Most of the time I climb with small groups because there is usually no time to invite others, and I’ve always found it more convenient to go at once rather than wait for the numbers to swell. I’m a sporadic guy who celebrates spontaneity. And many times, my passion for mountains can make me willing to endure loneliness just to climb a mountain I want to climb (such as Mt. Apo or Mt. Mantalingajan in Palawan).
And why burden yourself with responsibility? A mountain is best enjoyed if you have no worries. However, through the years I’ve shrugged off this thinking. Enjoying a mountain is one thing, sharing it is another. Besides, even in small groups I’ve always found myself organizing climbs. As founding president of the UP Med Outdoor Society, I would rent two jeepneys for dayhikes such as Pico de Loro, Romelo, and Batulao. I also organized a Pulag climb for my brods last year but there were just 12 of us.
The Charity Climb was thus a personal leap. It was the largest climb I’ve ever organized – 83 participants in all including myself – so it was really a great moment to be at the summit of Pulag that Sunday morning. The bulk of the group was still there and a lot of pictures were taken.
Unfortunately, I didn’t the chance to interact with all of the participants. It would have been nice to have a ‘socials’ that night but the chilling drizzle forbid it – on the next Charity Climb there should definitely be more interaction among participants.
Aside from the picture taking, I tried to measure the elevation of Mt. Pulag using my GPS receiver (Garmin E-trex Legend) and it revealed a high of 2935 – three meters short of Mt. Dulang-Dulang. Officially though, the elevation is 2922. The campsite was around 2716m and Ranger Station is at 2440m. On the way down the trail was still slightly muddy but the weather has improved. With all the stress of the climb gone, I could already appeciate the pink ayosep flowers that graced the trail, as well as the other flora of the mountain.
Back in Ranger Station we raffled off some items: two pairs of Hi-Tec shoes, some shirts, caps, water containers, and travel packs. Sorry to disappoint those who were expecting a Deuter bag to be raffled out — but in the next Charity Climb you can expect more and bigger prizes!

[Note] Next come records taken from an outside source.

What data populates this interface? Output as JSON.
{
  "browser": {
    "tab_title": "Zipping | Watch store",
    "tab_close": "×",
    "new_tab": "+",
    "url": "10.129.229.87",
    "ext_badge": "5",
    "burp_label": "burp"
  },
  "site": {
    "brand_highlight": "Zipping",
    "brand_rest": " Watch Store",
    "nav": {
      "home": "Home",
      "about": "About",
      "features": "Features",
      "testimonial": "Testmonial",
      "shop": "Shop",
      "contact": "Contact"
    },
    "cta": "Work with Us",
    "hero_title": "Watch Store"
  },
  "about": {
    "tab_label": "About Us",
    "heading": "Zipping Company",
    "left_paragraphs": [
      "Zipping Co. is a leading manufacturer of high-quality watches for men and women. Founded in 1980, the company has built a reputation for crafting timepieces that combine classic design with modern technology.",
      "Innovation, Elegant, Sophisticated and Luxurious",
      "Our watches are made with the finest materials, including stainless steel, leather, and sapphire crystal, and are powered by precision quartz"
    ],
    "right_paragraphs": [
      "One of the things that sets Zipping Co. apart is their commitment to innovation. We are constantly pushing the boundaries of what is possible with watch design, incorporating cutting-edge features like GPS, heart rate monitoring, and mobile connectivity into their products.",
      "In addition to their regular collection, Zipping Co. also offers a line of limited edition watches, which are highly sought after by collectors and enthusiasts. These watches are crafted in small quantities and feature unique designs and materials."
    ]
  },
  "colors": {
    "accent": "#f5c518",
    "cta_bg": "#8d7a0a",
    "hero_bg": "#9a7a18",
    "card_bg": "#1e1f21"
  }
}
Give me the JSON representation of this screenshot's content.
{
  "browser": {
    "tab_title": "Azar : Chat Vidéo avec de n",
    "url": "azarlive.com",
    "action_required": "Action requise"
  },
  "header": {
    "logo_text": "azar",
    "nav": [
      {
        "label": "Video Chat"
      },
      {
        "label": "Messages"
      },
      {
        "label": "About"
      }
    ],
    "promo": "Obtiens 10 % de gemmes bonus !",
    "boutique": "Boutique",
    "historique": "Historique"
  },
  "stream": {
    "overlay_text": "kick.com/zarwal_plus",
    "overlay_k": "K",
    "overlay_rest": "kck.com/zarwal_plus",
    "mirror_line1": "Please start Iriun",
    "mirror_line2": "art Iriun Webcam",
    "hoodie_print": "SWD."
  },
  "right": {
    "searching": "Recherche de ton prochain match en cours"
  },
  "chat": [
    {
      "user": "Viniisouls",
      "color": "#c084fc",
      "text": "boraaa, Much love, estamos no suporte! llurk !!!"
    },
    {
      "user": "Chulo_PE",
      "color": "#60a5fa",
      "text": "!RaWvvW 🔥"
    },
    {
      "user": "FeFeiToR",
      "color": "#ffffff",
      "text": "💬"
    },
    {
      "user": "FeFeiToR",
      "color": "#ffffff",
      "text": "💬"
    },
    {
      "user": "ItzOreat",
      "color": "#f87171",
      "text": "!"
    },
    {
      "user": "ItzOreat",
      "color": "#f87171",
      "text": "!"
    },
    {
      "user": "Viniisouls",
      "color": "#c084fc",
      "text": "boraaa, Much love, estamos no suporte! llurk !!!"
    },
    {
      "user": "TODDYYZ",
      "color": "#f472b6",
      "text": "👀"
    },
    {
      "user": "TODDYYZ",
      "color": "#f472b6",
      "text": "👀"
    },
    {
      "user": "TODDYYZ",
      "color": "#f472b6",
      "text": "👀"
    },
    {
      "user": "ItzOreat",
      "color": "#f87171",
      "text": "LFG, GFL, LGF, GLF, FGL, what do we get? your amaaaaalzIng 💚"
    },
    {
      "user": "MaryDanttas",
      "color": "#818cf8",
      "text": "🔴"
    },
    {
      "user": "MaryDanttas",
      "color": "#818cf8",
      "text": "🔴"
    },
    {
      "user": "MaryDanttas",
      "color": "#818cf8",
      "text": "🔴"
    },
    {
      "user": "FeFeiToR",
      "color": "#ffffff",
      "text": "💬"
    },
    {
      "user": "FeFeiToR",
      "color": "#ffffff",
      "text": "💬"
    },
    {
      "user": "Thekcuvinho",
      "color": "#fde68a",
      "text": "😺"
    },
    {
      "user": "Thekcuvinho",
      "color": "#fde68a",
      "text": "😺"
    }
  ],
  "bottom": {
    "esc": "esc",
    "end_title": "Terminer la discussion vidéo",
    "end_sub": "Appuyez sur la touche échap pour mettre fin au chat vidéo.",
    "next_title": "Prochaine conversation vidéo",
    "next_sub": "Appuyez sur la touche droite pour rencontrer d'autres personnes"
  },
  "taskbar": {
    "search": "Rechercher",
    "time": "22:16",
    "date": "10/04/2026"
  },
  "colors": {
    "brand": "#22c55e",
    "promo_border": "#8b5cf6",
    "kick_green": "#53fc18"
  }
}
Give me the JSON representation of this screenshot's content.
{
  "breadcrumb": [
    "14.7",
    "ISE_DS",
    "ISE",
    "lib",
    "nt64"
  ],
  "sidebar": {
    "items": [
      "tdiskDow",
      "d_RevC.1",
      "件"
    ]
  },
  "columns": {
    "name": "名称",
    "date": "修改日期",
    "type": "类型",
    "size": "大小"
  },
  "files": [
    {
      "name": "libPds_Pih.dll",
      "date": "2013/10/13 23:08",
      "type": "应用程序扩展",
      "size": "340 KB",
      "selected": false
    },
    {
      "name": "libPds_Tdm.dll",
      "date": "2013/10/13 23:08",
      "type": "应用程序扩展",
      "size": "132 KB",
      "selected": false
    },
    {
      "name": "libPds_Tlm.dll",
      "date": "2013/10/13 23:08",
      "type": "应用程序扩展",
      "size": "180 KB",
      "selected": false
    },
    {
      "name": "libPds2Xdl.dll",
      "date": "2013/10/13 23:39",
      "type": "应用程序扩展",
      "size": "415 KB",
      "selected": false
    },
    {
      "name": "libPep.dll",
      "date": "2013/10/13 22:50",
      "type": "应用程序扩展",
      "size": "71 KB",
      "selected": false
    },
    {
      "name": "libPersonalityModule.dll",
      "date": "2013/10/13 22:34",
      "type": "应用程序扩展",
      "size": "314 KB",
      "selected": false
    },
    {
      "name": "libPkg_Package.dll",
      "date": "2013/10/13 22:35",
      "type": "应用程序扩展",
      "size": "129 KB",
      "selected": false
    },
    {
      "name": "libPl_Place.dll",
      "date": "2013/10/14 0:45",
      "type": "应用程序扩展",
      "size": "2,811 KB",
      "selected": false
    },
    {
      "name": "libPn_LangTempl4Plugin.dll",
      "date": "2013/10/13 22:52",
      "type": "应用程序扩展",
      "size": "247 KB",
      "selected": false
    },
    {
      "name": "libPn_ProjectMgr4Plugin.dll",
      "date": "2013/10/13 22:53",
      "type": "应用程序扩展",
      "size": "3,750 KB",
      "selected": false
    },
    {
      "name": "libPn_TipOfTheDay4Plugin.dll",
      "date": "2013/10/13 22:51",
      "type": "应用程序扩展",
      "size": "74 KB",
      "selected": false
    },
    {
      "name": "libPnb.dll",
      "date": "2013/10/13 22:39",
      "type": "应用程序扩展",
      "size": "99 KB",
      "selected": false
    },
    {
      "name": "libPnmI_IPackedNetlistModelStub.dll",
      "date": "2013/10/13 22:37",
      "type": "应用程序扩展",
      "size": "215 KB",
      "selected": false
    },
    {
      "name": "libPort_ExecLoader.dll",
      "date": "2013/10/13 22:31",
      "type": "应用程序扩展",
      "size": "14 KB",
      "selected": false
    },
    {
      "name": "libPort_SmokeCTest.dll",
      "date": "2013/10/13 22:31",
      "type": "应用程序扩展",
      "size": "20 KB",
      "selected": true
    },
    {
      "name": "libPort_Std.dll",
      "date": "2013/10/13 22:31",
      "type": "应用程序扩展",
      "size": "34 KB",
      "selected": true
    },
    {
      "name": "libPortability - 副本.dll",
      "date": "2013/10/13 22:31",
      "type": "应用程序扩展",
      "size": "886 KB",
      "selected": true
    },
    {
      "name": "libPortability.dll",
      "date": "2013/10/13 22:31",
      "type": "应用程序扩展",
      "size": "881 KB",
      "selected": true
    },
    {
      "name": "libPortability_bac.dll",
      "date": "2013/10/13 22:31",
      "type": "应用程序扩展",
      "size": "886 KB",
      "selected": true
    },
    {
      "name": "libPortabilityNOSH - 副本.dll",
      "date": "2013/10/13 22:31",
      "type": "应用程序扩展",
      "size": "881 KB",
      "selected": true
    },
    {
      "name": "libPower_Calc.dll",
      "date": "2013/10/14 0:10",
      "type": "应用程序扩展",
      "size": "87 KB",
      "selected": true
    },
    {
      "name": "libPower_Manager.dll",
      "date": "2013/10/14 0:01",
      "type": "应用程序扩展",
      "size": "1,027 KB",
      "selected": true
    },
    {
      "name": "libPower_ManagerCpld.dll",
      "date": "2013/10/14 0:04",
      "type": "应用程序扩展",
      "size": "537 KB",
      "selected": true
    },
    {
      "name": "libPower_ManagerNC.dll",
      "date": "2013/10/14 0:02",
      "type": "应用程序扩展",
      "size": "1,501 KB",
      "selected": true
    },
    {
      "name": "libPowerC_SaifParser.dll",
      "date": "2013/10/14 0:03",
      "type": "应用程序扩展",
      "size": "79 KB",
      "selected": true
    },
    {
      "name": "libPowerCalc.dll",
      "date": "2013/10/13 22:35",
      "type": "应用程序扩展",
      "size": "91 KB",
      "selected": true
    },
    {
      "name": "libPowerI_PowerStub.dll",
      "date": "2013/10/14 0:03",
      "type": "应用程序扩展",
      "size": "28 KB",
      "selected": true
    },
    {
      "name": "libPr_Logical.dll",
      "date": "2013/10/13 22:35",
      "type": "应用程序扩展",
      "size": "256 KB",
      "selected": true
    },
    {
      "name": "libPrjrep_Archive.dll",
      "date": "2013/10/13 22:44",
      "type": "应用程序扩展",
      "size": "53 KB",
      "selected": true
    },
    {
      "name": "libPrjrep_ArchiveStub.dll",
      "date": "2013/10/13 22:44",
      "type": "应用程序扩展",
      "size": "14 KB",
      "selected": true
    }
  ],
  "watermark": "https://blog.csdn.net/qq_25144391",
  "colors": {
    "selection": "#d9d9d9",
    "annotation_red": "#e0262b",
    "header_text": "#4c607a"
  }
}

We reached Baguio at around 1900H. At Pizza Volante in Session Road, I asked my friends: “How do you measure the success of a climb?” Daniel the Climb Secretariat – ever wise – answered that there are 2 S’s of success: Safety and summit. A successful climb, according to him, is one in which there was no untoward accident, and where the summit is successfully reached.
There is a third S, I replied – smiles. The real measure of a climb’s success, I argued, was whether the participants enjoyed it. Because in the end, that is the ultimate reason why we climb: to enjoy ourselves, to enjoy the company of others, to enjoy God’s creation…
It is up to the participants to decide whether the 3 S’s have been met. Safety, summit, and smiles – may this always be in my mind whether as an organizer of participant of a climb. And I hope they are all met whenever climbs are held. Moreover, it is not only a mark of a successful climb, but of every climb, that outdoor ethics should be followed.
The Charity Climb opens up a lot of possibilities. PinoyMountaineer.com will definitely organize more climbs in the future. Cheers to all the participants of the Charity Climb and here’s to more and better climbs in the future!
Endnotes: No climb is perfect and there were some glitches too in the Charity Climb. Pulag was misrepresented as the “third highest mountain in Luzon” in the climb certificate – something that is unforgivable! And we should have layouted the campsite in a way that would have gathered the participants closer and thus provided more interaction. Sorry for the transporation delays and other shortcomings, I hope you will bear with us and we will try to make it better next time.
It was nice to have met Sir Buboy Francisco of UPM – a pillar of Philippine mountaineering. I hear that some UPM members gave advice and tips to the beginners in our group — many thanks to you guys!
Thank you Daniel Dellosa, Climb Secretariat, for facilitating all the participants in the climb; thank you Pinggoy Danguillan and Jonathan Santos for the logistics and transportation and more; and thank you to the rest of my brods who helped me organize the event.